The degree fields with the strongest early earnings
Bachelor's degree fields ranked by median earnings five years out
| # | Name | Median 5-yr earnings |
|---|---|---|
| 1 | Computer Engineering147 programs reporting | $107,903 |
| 2 | Computer Science263 programs reporting | $105,149 |
| 3 | Electrical, Electronics, and Communications Engineering243 programs reporting | $99,094 |
| 4 | Aerospace, Aeronautical, and Astronautical/Space Engineering57 programs reporting | $97,915 |
| 5 | Chemical Engineering153 programs reporting | $97,080 |
| 6 | Biomedical/Medical Engineering93 programs reporting | $94,444 |
| 7 | Industrial Engineering72 programs reporting | $93,460 |
| 8 | Statistics32 programs reporting | $93,268 |
| 9 | Construction Management40 programs reporting | $92,924 |
| 10 | Construction Engineering Technology/Technician35 programs reporting | $91,651 |
collegecost.fyi · Source: federal College Scorecard
The top of this ranking is what you would expect: computer engineering, computer science, and electrical engineering lead on median earnings five years after graduation.
The more interesting part is further down. Construction Management lands among the engineering fields — a reminder that strong-earning paths do not all look like the standard "learn to code" advice.
One caution: each number is a median across every school that offers the field, from low-cost public programs to expensive private ones. A field can look strong on earnings and still be a weak deal at a specific, pricey school. Earnings are only one side of return on investment.
Use this ranking to narrow down, then check a specific school and program in the calculator — that is where net price, debt, and payback time turn a field average into a real decision.
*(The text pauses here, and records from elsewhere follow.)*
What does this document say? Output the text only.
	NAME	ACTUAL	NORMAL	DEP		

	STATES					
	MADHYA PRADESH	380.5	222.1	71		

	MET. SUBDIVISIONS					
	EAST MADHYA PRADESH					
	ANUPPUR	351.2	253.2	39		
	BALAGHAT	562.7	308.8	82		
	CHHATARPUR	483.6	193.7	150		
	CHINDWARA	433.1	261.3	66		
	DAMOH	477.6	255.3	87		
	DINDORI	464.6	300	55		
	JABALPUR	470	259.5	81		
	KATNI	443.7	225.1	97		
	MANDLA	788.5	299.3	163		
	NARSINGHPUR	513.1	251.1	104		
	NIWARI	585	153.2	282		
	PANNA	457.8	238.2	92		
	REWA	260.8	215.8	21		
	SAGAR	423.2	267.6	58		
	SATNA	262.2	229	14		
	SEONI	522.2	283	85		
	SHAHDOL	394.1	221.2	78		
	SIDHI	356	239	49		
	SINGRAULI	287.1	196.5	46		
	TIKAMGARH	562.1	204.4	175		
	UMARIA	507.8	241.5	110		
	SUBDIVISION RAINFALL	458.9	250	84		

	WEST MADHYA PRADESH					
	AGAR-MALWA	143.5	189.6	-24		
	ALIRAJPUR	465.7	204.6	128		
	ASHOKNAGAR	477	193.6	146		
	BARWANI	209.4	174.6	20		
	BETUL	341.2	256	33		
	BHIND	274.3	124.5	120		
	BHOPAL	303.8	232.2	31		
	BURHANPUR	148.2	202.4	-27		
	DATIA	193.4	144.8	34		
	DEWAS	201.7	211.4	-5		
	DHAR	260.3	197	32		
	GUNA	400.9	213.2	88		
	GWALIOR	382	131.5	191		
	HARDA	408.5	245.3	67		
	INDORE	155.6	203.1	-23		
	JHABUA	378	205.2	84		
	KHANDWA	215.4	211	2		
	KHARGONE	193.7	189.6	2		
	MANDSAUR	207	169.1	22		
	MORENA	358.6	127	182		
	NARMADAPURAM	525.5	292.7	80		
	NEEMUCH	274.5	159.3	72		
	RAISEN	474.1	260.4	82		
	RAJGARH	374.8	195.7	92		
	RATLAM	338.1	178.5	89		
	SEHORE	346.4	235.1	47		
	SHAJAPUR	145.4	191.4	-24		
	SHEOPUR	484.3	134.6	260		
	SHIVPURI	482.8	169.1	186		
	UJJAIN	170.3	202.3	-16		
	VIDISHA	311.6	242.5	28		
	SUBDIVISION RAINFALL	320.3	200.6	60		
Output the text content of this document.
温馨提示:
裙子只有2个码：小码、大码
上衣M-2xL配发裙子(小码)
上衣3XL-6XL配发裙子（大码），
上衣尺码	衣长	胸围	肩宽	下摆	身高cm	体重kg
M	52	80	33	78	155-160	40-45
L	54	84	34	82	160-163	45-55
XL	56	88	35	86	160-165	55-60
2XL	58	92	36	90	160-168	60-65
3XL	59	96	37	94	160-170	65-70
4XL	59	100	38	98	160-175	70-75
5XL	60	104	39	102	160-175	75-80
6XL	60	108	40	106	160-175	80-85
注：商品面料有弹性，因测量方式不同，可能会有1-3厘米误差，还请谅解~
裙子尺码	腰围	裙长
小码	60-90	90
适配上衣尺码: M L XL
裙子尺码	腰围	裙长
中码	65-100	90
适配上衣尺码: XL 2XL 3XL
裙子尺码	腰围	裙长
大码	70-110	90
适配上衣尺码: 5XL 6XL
Each field is a 4-digit CIP code. The value is the median of the median 5-year earnings reported across every bachelor's program in that field, using College Scorecard field-of-study data. Only fields with at least 30 reporting programs are included, so a single outlier program cannot define a field.
These are median earnings among reported field-of-study cohorts, not guaranteed salaries. Reported earnings cover students who received federal aid. A field-level median blends schools with very different costs and selectivity, so it hides wide variation between schools and between individual graduates.